Following reports that regulators may investigate the merger deal between Aon and Willis Towers Watson (WTW) on anti-trust grounds, analysts at KBW have warned that any resulting divestitures could reduce the benefits of the combination.
Sources at Reuters said yesterday that a full-scale review into the $30 billion Aon / WTW merger is likely to be launched once the European Commission’s preliminary review concludes on December 21st.
This process would last five months and would look to address any potential competition concerns that may arise out of such a large combination.
KBW noted that the reinsurance brokerage business would be a “key anti-trust concern” for regulators given that the market is already very concentrated.
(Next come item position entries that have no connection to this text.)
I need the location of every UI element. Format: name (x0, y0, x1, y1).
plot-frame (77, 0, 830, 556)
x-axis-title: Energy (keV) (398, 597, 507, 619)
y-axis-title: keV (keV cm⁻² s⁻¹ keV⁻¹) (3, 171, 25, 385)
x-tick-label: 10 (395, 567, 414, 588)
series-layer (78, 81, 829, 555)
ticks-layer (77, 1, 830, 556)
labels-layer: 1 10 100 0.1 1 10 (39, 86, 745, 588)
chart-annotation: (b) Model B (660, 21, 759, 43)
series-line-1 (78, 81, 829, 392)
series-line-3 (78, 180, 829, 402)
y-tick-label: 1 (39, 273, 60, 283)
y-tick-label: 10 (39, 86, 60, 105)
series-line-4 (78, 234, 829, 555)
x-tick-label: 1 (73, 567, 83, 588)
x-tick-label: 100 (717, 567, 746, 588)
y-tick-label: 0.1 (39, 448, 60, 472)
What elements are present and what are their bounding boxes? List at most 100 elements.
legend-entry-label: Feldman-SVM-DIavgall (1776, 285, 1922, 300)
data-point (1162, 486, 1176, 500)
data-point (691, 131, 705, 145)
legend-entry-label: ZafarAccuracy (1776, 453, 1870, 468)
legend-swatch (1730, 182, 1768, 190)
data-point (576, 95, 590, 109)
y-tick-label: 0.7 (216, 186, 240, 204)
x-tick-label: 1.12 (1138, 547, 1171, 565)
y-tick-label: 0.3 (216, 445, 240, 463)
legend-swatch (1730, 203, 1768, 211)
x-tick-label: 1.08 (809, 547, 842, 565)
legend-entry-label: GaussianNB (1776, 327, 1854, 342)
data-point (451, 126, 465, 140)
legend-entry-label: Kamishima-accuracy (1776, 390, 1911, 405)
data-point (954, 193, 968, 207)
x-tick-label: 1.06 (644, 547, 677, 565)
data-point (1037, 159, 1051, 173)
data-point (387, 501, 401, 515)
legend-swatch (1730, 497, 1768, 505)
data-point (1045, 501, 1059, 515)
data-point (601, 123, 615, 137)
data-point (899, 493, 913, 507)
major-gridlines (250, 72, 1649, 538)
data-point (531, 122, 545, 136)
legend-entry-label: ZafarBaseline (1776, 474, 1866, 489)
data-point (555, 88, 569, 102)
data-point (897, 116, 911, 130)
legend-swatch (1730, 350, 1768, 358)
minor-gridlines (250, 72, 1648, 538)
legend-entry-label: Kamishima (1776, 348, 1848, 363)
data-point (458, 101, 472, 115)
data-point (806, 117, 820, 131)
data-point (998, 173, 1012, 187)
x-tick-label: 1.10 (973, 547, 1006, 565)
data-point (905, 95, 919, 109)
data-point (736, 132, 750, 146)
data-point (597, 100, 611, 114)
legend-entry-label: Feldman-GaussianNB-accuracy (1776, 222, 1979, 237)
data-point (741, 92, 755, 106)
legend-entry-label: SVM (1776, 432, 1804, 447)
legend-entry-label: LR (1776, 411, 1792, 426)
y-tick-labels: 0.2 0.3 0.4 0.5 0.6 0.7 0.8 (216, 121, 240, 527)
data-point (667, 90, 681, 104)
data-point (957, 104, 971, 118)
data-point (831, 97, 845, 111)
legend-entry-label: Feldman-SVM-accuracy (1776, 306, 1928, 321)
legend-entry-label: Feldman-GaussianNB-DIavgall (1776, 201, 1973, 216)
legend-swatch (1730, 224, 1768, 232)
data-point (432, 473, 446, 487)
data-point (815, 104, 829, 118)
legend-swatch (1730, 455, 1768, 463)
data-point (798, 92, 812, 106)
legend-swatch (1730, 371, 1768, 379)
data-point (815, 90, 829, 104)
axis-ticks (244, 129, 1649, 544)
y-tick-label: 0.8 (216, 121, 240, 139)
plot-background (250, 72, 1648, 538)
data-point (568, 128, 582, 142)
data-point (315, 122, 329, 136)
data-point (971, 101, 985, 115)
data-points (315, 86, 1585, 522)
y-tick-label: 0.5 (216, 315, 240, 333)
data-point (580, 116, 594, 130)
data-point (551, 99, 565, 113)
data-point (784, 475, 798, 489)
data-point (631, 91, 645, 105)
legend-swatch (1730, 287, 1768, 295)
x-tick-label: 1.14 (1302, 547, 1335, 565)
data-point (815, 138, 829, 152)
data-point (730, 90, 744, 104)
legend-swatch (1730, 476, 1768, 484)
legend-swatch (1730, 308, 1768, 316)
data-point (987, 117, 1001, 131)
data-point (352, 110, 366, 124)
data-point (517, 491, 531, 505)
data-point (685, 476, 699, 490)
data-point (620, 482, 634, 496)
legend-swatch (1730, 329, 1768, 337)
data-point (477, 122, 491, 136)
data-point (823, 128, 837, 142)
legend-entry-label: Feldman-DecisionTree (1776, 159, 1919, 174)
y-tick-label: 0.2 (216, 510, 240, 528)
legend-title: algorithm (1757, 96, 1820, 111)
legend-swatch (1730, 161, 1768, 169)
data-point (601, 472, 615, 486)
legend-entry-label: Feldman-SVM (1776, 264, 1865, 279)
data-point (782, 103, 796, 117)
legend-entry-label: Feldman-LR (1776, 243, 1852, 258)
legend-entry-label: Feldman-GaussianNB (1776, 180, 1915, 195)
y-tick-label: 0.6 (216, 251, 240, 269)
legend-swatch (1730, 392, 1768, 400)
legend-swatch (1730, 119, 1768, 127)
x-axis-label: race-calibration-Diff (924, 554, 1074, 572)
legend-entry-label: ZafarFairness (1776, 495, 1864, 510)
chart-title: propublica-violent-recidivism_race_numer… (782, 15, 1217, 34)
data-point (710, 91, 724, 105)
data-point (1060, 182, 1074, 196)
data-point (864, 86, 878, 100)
“Aon management believes that including direct reinsurance business – i.e., sold without a broker – implies that the two companies’ combined reinsurance brokerage market share would not be anti-competitive, although we think that’s less relevant to smaller cedants that need brokers,” analysts explained.
However, they did acknowledge that the recent MMC / JLT combination did not require the divestiture of any reinsurance business, only the sale of JLT’s aerospace brokerage.
WTW has already sold off its Miller arm ahead of its takeover by Aon, possibly to avoid any regulatory challenges on competitive grounds. And some commentators have also suggested that WTW could have to consider options for its reinsurance broking arm, Willis Re.
But KBW believes that any further divestitures would “limit the ultimate expense savings” offered by the merger, particularly in light of Aon’s margin expansion track record.
Additionally, analysts cautioned that a potential delay to the deal due to the EU probe could prolong employee uncertainty and lead to more departures of key talent at the two brokers.
KBW further noted that WTW shares are currently trading at only 1.009x Aon’s share price, versus the deal’s 1.08x tag, implying some market skepticism about the deal’s completion.
Reports about a possible investigation follow news that UK and EU regulators have been butting heads over which authority will have oversight of some of Europe’s largest mergers ahead of a Brexit trade deal deadline this month, including the Aon / WTW deal.